Самоубийственная гонка. Зримая тьма - Уильям Стайрон 21 стр.


6

Я много лет вел блокнот — не совсем дневник, поскольку записи там делались не постоянно и бессистемно (я бы не хотел, чтобы его содержание попало на глаза — и посторонним). Я хорошенько прятал его в своем доме. Там нет ничего шокирующего — никаких откровений сексуального характера, ничего ругательного, никаких саморазоблачений, которые объясняли бы мое столь страстное желание скрыть дневник Тем не менее я намеревался использовать этот маленький томик строго в профессиональных целях, а после уничтожить — прежде чем наступит тот дальний день, когда призрак лечебницы замаячит у меня на горизонте. По мере того как болезнь прогрессировала, я почему-то пришел к убеждению, что если я соберусь избавиться от блокнота, то этот момент непременно совпадет с решением наложить на себя руки. И однажды вечером в начале декабря этот момент настал.
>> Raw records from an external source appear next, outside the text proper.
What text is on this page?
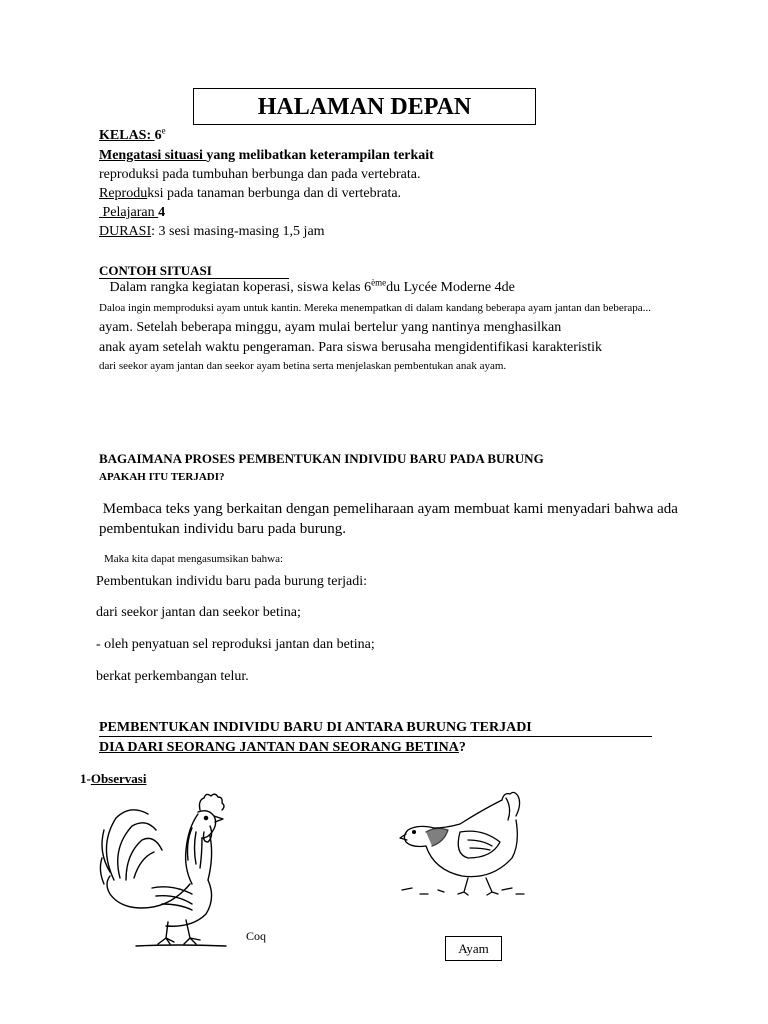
HALAMAN DEPAN
KELAS: 6e
Mengatasi situasi yang melibatkan keterampilan terkait
reproduksi pada tumbuhan berbunga dan pada vertebrata.
Reproduksi pada tanaman berbunga dan di vertebrata.
Pelajaran 4
DURASI: 3 sesi masing-masing 1,5 jam
CONTOH SITUASI
Dalam rangka kegiatan koperasi, siswa kelas 6èmedu Lycée Moderne 4de
Daloa ingin memproduksi ayam untuk kantin. Mereka menempatkan di dalam kandang beberapa ayam jantan dan beberapa...
ayam. Setelah beberapa minggu, ayam mulai bertelur yang nantinya menghasilkan
anak ayam setelah waktu pengeraman. Para siswa berusaha mengidentifikasi karakteristik
dari seekor ayam jantan dan seekor ayam betina serta menjelaskan pembentukan anak ayam.
BAGAIMANA PROSES PEMBENTUKAN INDIVIDU BARU PADA BURUNG
APAKAH ITU TERJADI?
Membaca teks yang berkaitan dengan pemeliharaan ayam membuat kami menyadari bahwa ada
pembentukan individu baru pada burung.
Maka kita dapat mengasumsikan bahwa:
Pembentukan individu baru pada burung terjadi:
dari seekor jantan dan seekor betina;
- oleh penyatuan sel reproduksi jantan dan betina;
berkat perkembangan telur.
PEMBENTUKAN INDIVIDU BARU DI ANTARA BURUNG TERJADI
DIA DARI SEORANG JANTAN DAN SEORANG BETINA?
1-Observasi
Coq
Ayam
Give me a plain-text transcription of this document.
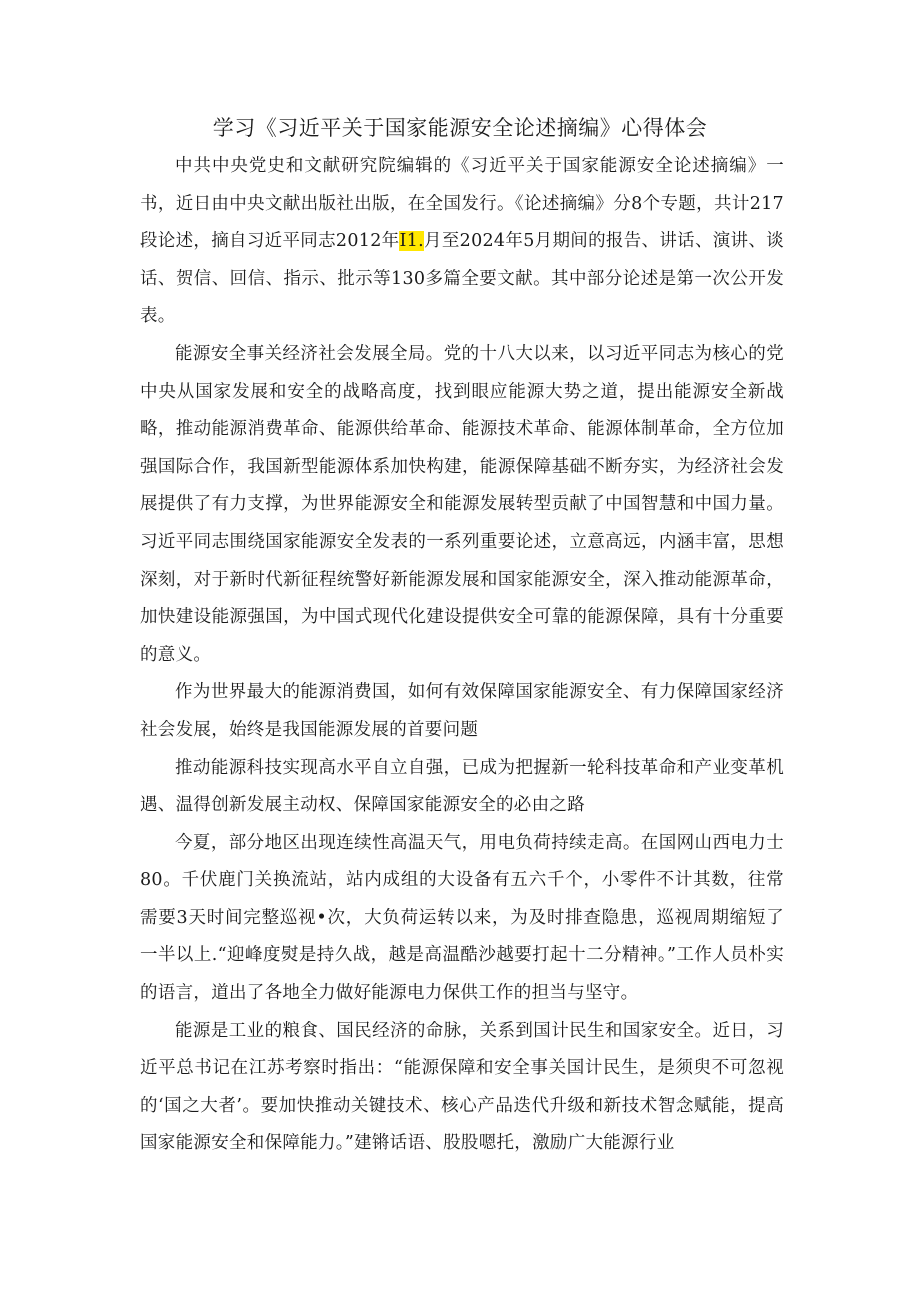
学习《习近平关于国家能源安全论述摘编》心得体会

中共中央党史和文献研究院编辑的《习近平关于国家能源安全论述摘编》一书，近日由中央文献出版社出版，在全国发行。《论述摘编》分8个专题，共计217段论述，摘自习近平同志2012年I1.月至2024年5月期间的报告、讲话、演讲、谈话、贺信、回信、指示、批示等130多篇全要文献。其中部分论述是第一次公开发表。

能源安全事关经济社会发展全局。党的十八大以来，以习近平同志为核心的党中央从国家发展和安全的战略高度，找到眼应能源大势之道，提出能源安全新战略，推动能源消费革命、能源供给革命、能源技术革命、能源体制革命，全方位加强国际合作，我国新型能源体系加快构建，能源保障基础不断夯实，为经济社会发展提供了有力支撑，为世界能源安全和能源发展转型贡献了中国智慧和中国力量。习近平同志围绕国家能源安全发表的一系列重要论述，立意高远，内涵丰富，思想深刻，对于新时代新征程统警好新能源发展和国家能源安全，深入推动能源革命，加快建设能源强国，为中国式现代化建设提供安全可靠的能源保障，具有十分重要的意义。

作为世界最大的能源消费国，如何有效保障国家能源安全、有力保障国家经济社会发展，始终是我国能源发展的首要问题

推动能源科技实现高水平自立自强，已成为把握新一轮科技革命和产业变革机遇、温得创新发展主动权、保障国家能源安全的必由之路

今夏，部分地区出现连续性高温天气，用电负荷持续走高。在国网山西电力士80。千伏鹿门关换流站，站内成组的大设备有五六千个，小零件不计其数，往常需要3天时间完整巡视•次，大负荷运转以来，为及时排查隐患，巡视周期缩短了一半以上.“迎峰度熨是持久战，越是高温酷沙越要打起十二分精神。”工作人员朴实的语言，道出了各地全力做好能源电力保供工作的担当与坚守。

能源是工业的粮食、国民经济的命脉，关系到国计民生和国家安全。近日，习近平总书记在江苏考察时指出：“能源保障和安全事关国计民生，是须臾不可忽视的‘国之大者’。要加快推动关键技术、核心产品迭代升级和新技术智念赋能，提高国家能源安全和保障能力。”建锵话语、股股嗯托，激励广大能源行业
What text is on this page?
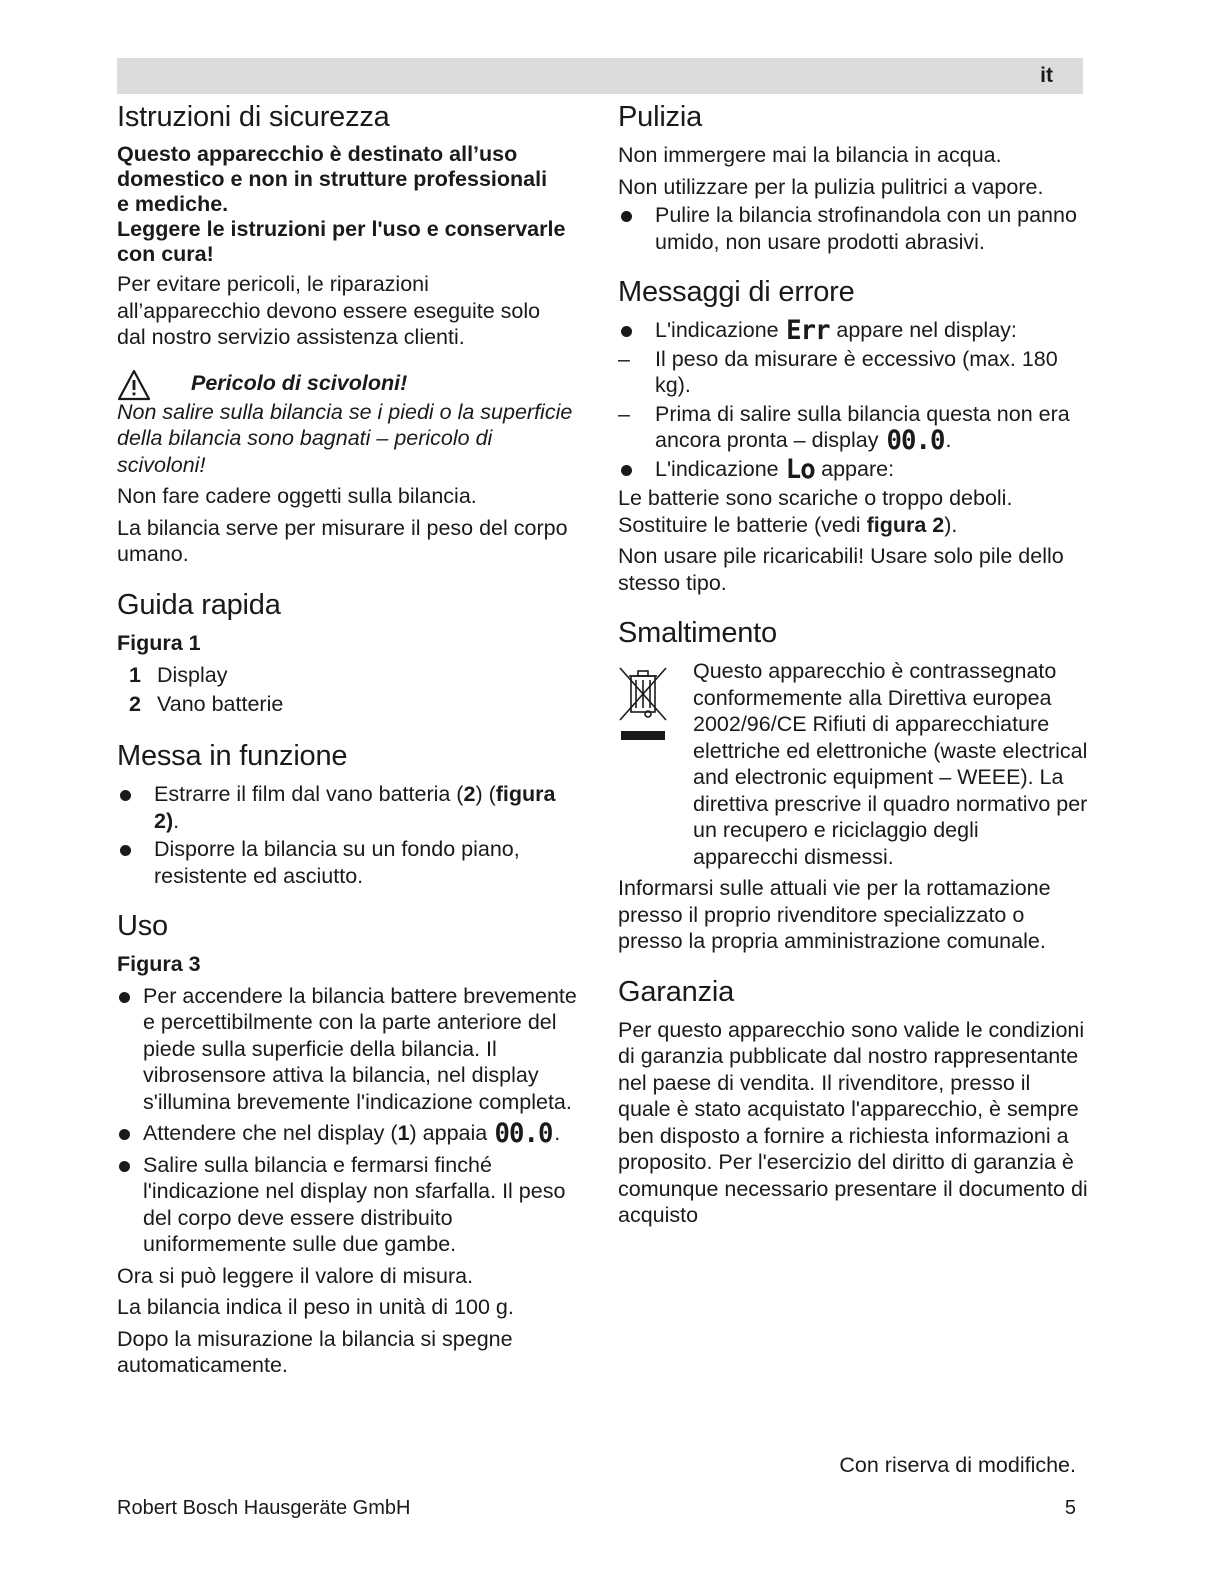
it
Istruzioni di sicurezza

Questo apparecchio è destinato all’uso domestico e non in strutture professionali e mediche.

Leggere le istruzioni per l'uso e conservarle con cura!

Per evitare pericoli, le riparazioni all’apparecchio devono essere eseguite solo dal nostro servizio assistenza clienti.

Pericolo di scivoloni!

Non salire sulla bilancia se i piedi o la superficie della bilancia sono bagnati – pericolo di scivoloni!

Non fare cadere oggetti sulla bilancia.

La bilancia serve per misurare il peso del corpo umano.

Guida rapida

Figura 1

1 Display
2 Vano batterie
Messa in funzione
Estrarre il film dal vano batteria (2) (figura 2).
Disporre la bilancia su un fondo piano, resistente ed asciutto.
Uso

Figura 3

Per accendere la bilancia battere brevemente e percettibilmente con la parte anteriore del piede sulla superficie della bilancia. Il vibrosensore attiva la bilancia, nel display s'illumina brevemente l'indicazione completa.
Attendere che nel display (1) appaia 00.0.
Salire sulla bilancia e fermarsi finché l'indicazione nel display non sfarfalla. Il peso del corpo deve essere distribuito uniformemente sulle due gambe.

Ora si può leggere il valore di misura.

La bilancia indica il peso in unità di 100 g.

Dopo la misurazione la bilancia si spegne automaticamente.

Pulizia

Non immergere mai la bilancia in acqua.

Non utilizzare per la pulizia pulitrici a vapore.

Pulire la bilancia strofinandola con un panno umido, non usare prodotti abrasivi.
Messaggi di errore
L'indicazione Err appare nel display:
– Il peso da misurare è eccessivo (max. 180 kg).
– Prima di salire sulla bilancia questa non era ancora pronta – display 00.0.
L'indicazione Lo appare:

Le batterie sono scariche o troppo deboli. Sostituire le batterie (vedi figura 2).

Non usare pile ricaricabili! Usare solo pile dello stesso tipo.

Smaltimento

Questo apparecchio è contrassegnato conformemente alla Direttiva europea 2002/96/CE Rifiuti di apparecchiature elettriche ed elettroniche (waste electrical and electronic equipment – WEEE). La direttiva prescrive il quadro normativo per un recupero e riciclaggio degli apparecchi dismessi.

Informarsi sulle attuali vie per la rottamazione presso il proprio rivenditore specializzato o presso la propria amministrazione comunale.

Garanzia

Per questo apparecchio sono valide le condizioni di garanzia pubblicate dal nostro rappresentante nel paese di vendita. Il rivenditore, presso il quale è stato acquistato l'apparecchio, è sempre ben disposto a fornire a richiesta informazioni a proposito. Per l'esercizio del diritto di garanzia è comunque necessario presentare il documento di acquisto

Con riserva di modifiche.
Robert Bosch Hausgeräte GmbH	5
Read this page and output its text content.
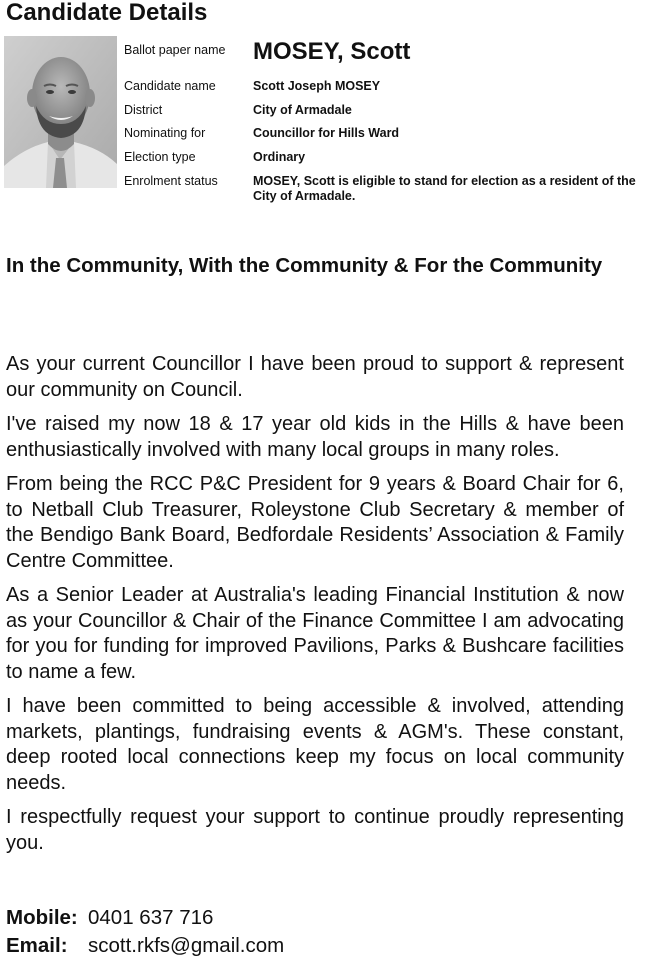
Candidate Details
Ballot paper name MOSEY, Scott
Candidate name	Scott Joseph MOSEY
District	City of Armadale
Nominating for	Councillor for Hills Ward
Election type	Ordinary
Enrolment status	MOSEY, Scott is eligible to stand for election as a resident of the City of Armadale.
In the Community, With the Community & For the Community

As your current Councillor I have been proud to support & represent our community on Council.

I've raised my now 18 & 17 year old kids in the Hills & have been enthusiastically involved with many local groups in many roles.

From being the RCC P&C President for 9 years & Board Chair for 6, to Netball Club Treasurer, Roleystone Club Secretary & member of the Bendigo Bank Board, Bedfordale Residents’ Association & Family Centre Committee.

As a Senior Leader at Australia's leading Financial Institution & now as your Councillor & Chair of the Finance Committee I am advocating for you for funding for improved Pavilions, Parks & Bushcare facilities to name a few.

I have been committed to being accessible & involved, attending markets, plantings, fundraising events & AGM's. These constant, deep rooted local connections keep my focus on local community needs.

I respectfully request your support to continue proudly representing you.

Mobile: 0401 637 716
Email: scott.rkfs@gmail.com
Днем меня возили на прием к доктору Голду (сам я уже не мог водить машину), и тот сообщил, что намерен прописать мне антидепрессант нардил — еще одно лекарство, выгодно отличающееся от прежних двух тем, что не вызывает задержку мочеиспускания. Однако он обладал двумя недостатками. Существовала вероятность, что нардил не подействует раньше чем через месяц-полтора — я едва поверил своим ушам, — а еще мне предстояло следовать определенной диете, по счастью, весьма эпикурейской (никакой колбасы, никакого сыра, никакого фуагра), чтобы избежать конфликта между двумя несовместимыми ферментами — подобный конфликт мог привести к удару. Кроме того доктор Голд с каменным выражением лица сообщил, что в оптимальной дозировке лекарство может в качестве побочного эффекта приводить к импотенции. До этого момента, хотя у меня и были некоторые трудности в общении с ним, я не думал, что он совсем уж лишен проницательности, но теперь у меня появились в этом большие сомнения. Я поставил себя на место доктора Голда и попытался понять, серьезно ли он думает, что такой полуинвалид, как я, из которого ушли все жизненные соки, с опустошенной душой, еле ковыляющий, со старческими хрипами в голосе, каждое утро просыпаясь после вызванного хальционом сна, жаждет предаться плотским утехам.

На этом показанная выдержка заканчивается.